ACP American College of Physicians - Internal Medicine - Doctors for Adults

Effective Clinical Practice

Primer on Statistical Significance and P Values

Effective Clinical Practice, July/August 2001

In the world of medical journals, few phrases evoke more authority than "the differences observed were statistically significant." Unfortunately, readers frequently accord too much importance to this statement and are often distracted from more pressing issues. This Primer reviews the meaning of the term statistical significance and includes some important caveats for critical readers to consider whenever it is used.

Assessing the Role of Chance

Consider a study of a new weight loss program: Group A receives the intervention and loses an average of 10 pounds, while group B serves as a control and loses an average of 3 pounds. The main effect of the weight loss program is therefore estimated to be a 7-pound weight loss (on average). But we would rarely expect that any two groups would have exactly the same amount of weight change. So could it just be chance that group A lost more weight?

There are two basic statistical methods used to assess the role of chance: confidence intervals (the subject of next issue's Primer) and hypothesis testing. As shown in the Figure below, both use the same fundamental inputs.

Hypothesis testing goes on to consider a condition--the null hypothesis--that no difference exists. In this case, the null hypothesis is that the weight change in the two groups is the same. The test addresses the question, "If the true state of affairs is no difference (i.e., the null hypothesis is true), what is the probability of observing this difference (i.e., 7 lbs) or one more extreme (i.e., 8 lbs, 9 lbs, etc.)"? This probability is called the P value and, for most of us, translates roughly to "the probability that the observed result is due to chance."

If the P value is less than 5%, researchers typically assert that the findings are "statistically significant." In the case of the weight loss program, if the chance of observing a difference of 7 pounds or more (when, in fact, none exists) is less than 5 in 100, then the weight loss program is presumed to have a real effect. Table 1 shows how our common language relates to the statistical language of hypothesis testing.

Factors That Influence P Values

Statistical significance (meaning a low P value) depends on three factors: the main effect itself and the two factors that make up the variance. Here is how each relates to the P value:

Caveats about the Importance of P Values

Unfortunately, P values and statistical significance are often accorded too much weight. Critical readers should bear three facts in mind:

1. The P < 0.05 threshold is wholly arbitrary.

There is nothing magical about a 5% chance--it's simply a convenient convention and could just as easily be 10% or 1%. The arbitrariness of the 0.05 threshold is most obvious when P values are near the cut-off. To call one finding significant when the P value is 0.04 and another not significant when it is 0.06 vastly overstates the difference between the two findings.

Critical readers should also realize that dichotomizing P values into simply "significant" and "insignificant" loses information in the same way that dichotomizing any clinical laboratory value into "normal" and "abnormal" does.
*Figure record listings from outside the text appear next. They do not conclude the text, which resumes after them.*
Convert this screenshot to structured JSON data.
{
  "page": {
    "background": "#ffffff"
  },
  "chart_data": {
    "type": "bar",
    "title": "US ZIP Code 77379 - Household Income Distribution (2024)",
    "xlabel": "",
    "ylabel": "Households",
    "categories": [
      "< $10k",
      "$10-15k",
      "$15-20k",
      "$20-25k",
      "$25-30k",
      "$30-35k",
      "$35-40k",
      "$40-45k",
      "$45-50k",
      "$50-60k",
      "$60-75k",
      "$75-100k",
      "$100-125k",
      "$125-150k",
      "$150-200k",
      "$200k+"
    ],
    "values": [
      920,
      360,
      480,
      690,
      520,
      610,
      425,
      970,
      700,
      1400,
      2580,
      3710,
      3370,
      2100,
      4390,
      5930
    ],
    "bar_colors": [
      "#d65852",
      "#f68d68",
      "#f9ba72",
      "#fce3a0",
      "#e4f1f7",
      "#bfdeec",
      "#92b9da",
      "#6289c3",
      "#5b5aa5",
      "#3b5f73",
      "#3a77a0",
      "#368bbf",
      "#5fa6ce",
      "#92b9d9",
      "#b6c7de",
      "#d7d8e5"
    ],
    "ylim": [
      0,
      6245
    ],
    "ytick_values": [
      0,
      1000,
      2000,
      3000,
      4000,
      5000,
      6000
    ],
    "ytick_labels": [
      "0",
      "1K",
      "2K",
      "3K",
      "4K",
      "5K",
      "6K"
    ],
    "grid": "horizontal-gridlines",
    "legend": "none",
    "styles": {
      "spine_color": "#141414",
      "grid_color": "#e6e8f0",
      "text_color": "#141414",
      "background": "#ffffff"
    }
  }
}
Although serum sodium levels of 115 and 132 are both below normal, the former is of much greater concern than the latter. Similarly, although both are significant, a P value of 0.001 is much more "significant" than a P value of 0.04.

2. Statistical significance does not translate into clinical importance.
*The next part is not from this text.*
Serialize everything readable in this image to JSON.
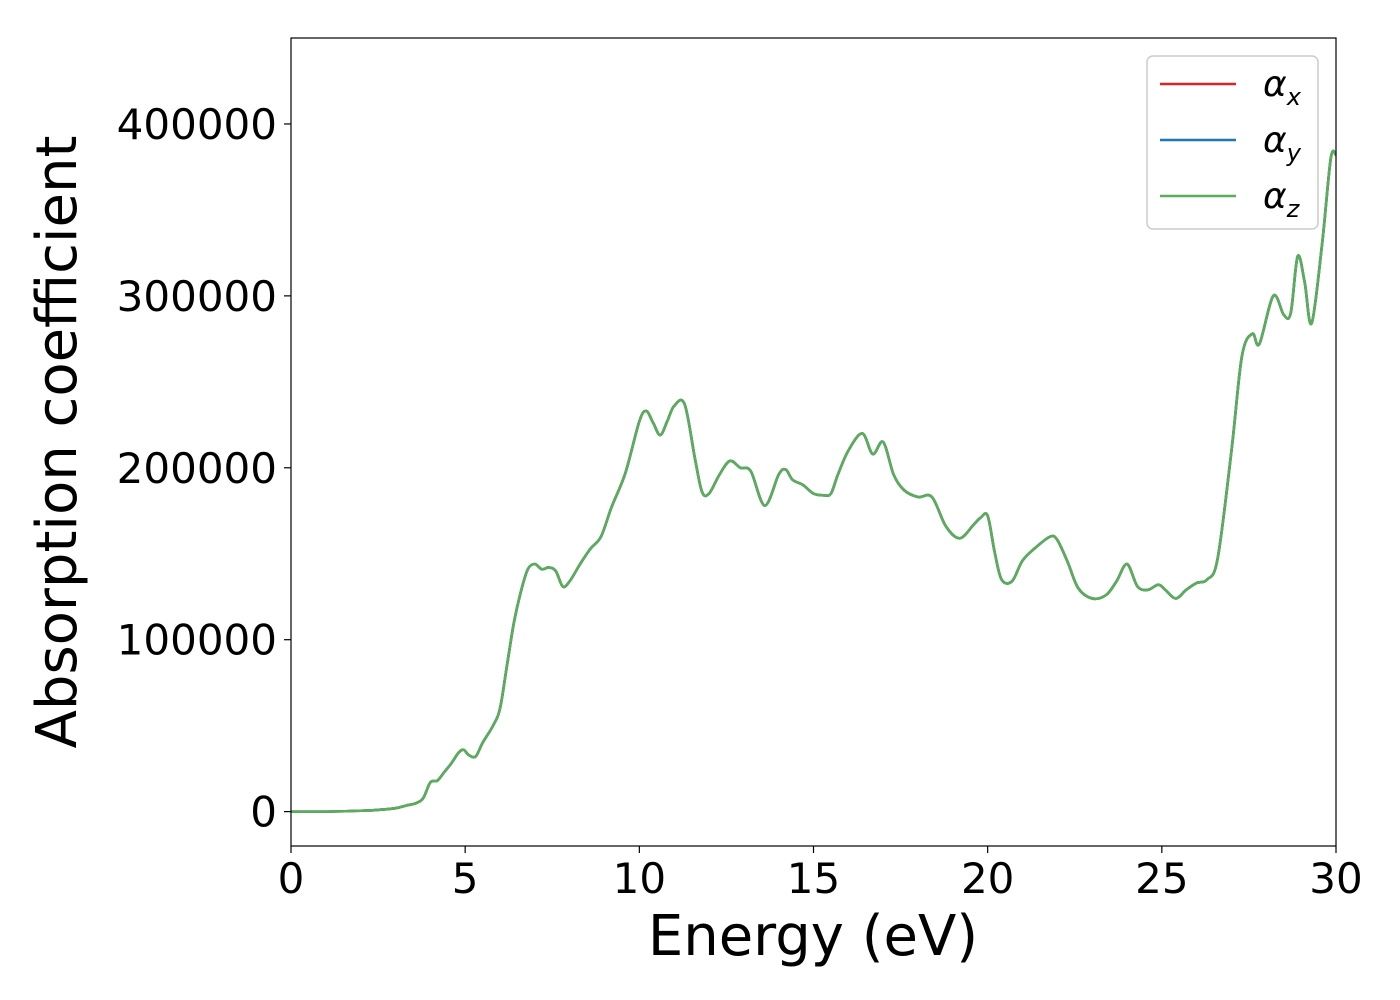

Although it is tempting to equate statistical significance with clinical importance, critical readers should avoid this temptation. To be clinically important requires a substantial change in an outcome that matters. Statistically significant changes, however, can be observed with trivial outcomes. And because significance is powerfully influenced by the number of observations, statistically significant changes can be observed with trivial changes in important outcomes. As shown in Table 2, large studies can be significant without being clinically important and small studies may be important without being significant.

3. Chance is rarely the most pressing issue.

Finally, because P values are quantifiable and seemingly objective, it's easy to overemphasize the importance of statistical significance. For most studies, the biggest threat to an author's conclusion is not random error (chance), but systematic error (bias). Thus, readers must focus on the more difficult, qualitative questions: Are these the right patients? Are these the right outcomes? Are there measurement biases? Are observed associations confounded by other factors?